Já temos nosso plano de vida, nossas organizações de resistência e as alternativas de
geração de renda com produtos tradicionais que devem ser fortalecidas. E tudo isso aumentando nossa autonomia e gestão sobre o território e não ao contrário.
Conhecemos muito bem o nosso direito à consulta livre, prévia e informada, que está na
Convenção 169 da OIT. Essa reunião feita pela Pusuru não vale nada. Por isso, fizemos nosso Protocolo de Consulta. Lá está escrito que a consulta só funciona se feita com todo o povo, tanto do alto e do médio Tapajós. Confirmamos que a Pusuru já foi denunciada por nossos caciques por ter deixado entrar pariwat dentro do nosso território. A Purusu é Daydu, traidor do povo. A Pusuru pode até ser associação, mas não representa o povo Munduruku. Além disso, não adianta empresas quererem falar com uma liderança nas redes sociais. Tem que responder ao Ministério Público Federal pela forma como passam por cima do nosso Protocolo de Consulta. Já foram divulgadas duas cartas contra esse projeto de Crédito de Carbono: uma das lideranças do rio Cururu e outra da Associação Dace. Agora juntamos mais sete organizações Munduruku para repetir que o povo Munduruku já tem seu Protocolo de Consulta e deve ser consultado de acordo com ele sobre qualquer projeto vizinho das nossas terras que vão nos impactar. Vamos repetir e
denunciar até vocês aprenderem a respeitar nossos direitos.

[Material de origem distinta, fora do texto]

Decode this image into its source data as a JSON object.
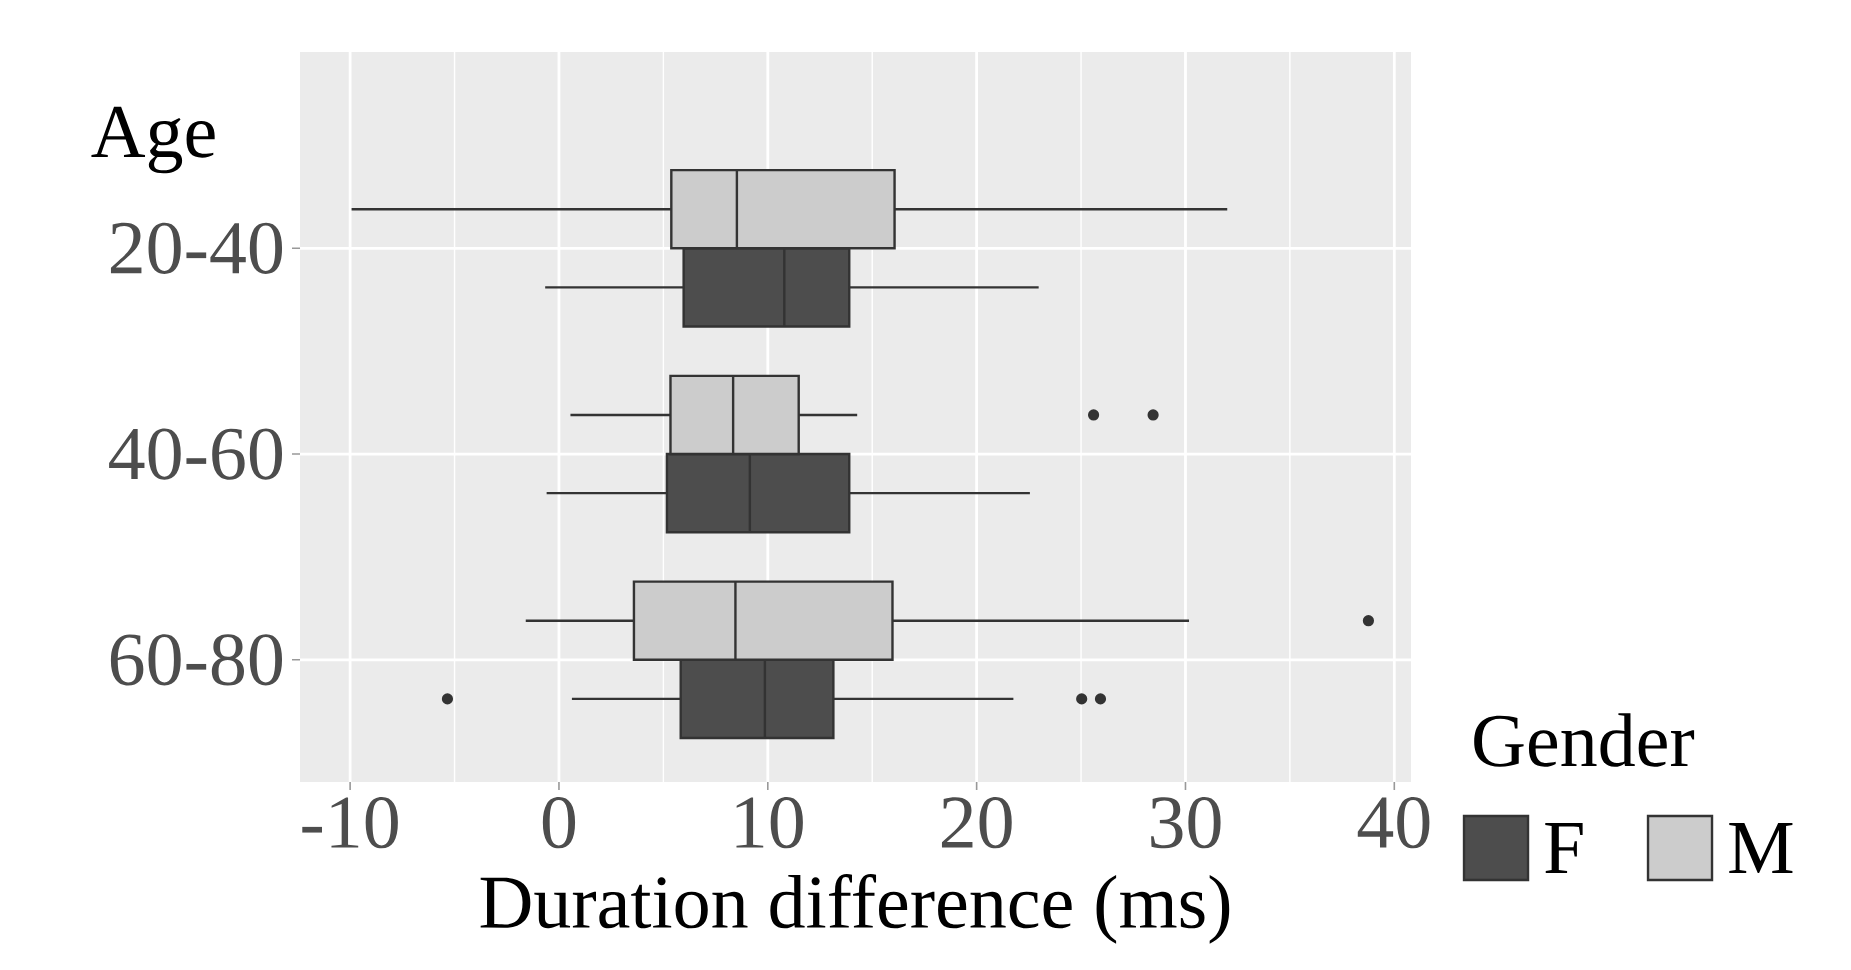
{
  "chart_data": {
    "type": "box",
    "orientation": "horizontal",
    "ylabel": "Age",
    "xlabel": "Duration difference (ms)",
    "legend_title": "Gender",
    "legend": "bottom right",
    "grid": true,
    "categories": [
      "20-40",
      "40-60",
      "60-80"
    ],
    "xlim": [
      -12.4,
      40.8
    ],
    "xticks": [
      -10,
      0,
      10,
      20,
      30,
      40
    ],
    "series": [
      {
        "name": "F",
        "color": "#4d4d4d",
        "boxes": [
          {
            "low": -0.66,
            "q1": 5.97,
            "median": 10.79,
            "q3": 13.9,
            "high": 22.97
          },
          {
            "low": -0.59,
            "q1": 5.17,
            "median": 9.14,
            "q3": 13.9,
            "high": 22.55
          },
          {
            "low": 0.62,
            "q1": 5.83,
            "median": 9.86,
            "q3": 13.14,
            "high": 21.76,
            "outliers": [
              -5.34,
              25.03,
              25.93
            ]
          }
        ]
      },
      {
        "name": "M",
        "color": "#cccccc",
        "boxes": [
          {
            "low": -9.93,
            "q1": 5.38,
            "median": 8.52,
            "q3": 16.07,
            "high": 32.0
          },
          {
            "low": 0.55,
            "q1": 5.34,
            "median": 8.34,
            "q3": 11.48,
            "high": 14.28,
            "outliers": [
              25.6,
              28.45
            ]
          },
          {
            "low": -1.59,
            "q1": 3.59,
            "median": 8.45,
            "q3": 15.97,
            "high": 30.17,
            "outliers": [
              38.76
            ]
          }
        ]
      }
    ]
  }
}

Não negociamos o nosso território e a vida dos nossos filhos. A vida dos nossos filhos não
tem preço. Não tem nenhum dinheiro que compre. Vamos continuar lutando, ensinando nossos filhos sem ganância e sem doença com governo próprio do Karodaybi e Wakoborũn.
Estamos aqui para exigir que:


– as empresas Carbonext e Mapel parem imediatamente de tentar negociar nosso território com a Associação Pusuru

– seja proibida a venda de mercúrio nos comércios e nas compras de ouros no município de
Jacareacanga e Itaituba.


– ocorra o cancelamento imediato de PLGs em Terras Indígenas e no entorno do nosso território no município de Jacareacanga /itaituba


– tenha segurança e acompanhamento de defensores ameaçados nas suas aldeias pela Funai


– tenha fiscalização das pistas de pouso de Itaituba e Jacareacanga dentro dos territórios
indígenas, por onde o mercúrio e ouro são transportados;

– As Terras Indígenas Sawre Muybu e Sawre Bapim sejam demarcadas. Quanto mais essa
demarcação demora, mais aumentam as invasões, a contaminação por mercúrio e todos os
males do garimpo, retirada de madeira e palmito, pesca e caça ilegal.


Pedimos também:
– que o Ministério Público Federal exija anulação de qualquer contrato ou documento assinado, por não ter seguido nosso Protocolo de Consulta
– que a Defensoria Pública da União (DPU) cobre a indenização do Estado e Governo Federal que está incentivando a invasão de garimpo no nosso território. Por culpa deles estamos doente pelo mercúrio.
– que a Fiocruz e outras organizações e médicos continuem os estudos sobre contaminação por mercúrio.
– que seja organizada uma audiência com DPU, MPF e os órgãos socioambientais responsáveis pela proteção da floresta, dos rios e das terras indígenas, como Funai, Ibama, ICMBio, para que as denúncias que já fizemos sejam acompanhadas e os órgãos trabalhem juntos para nos apoiar nas soluções que já estamos construindo.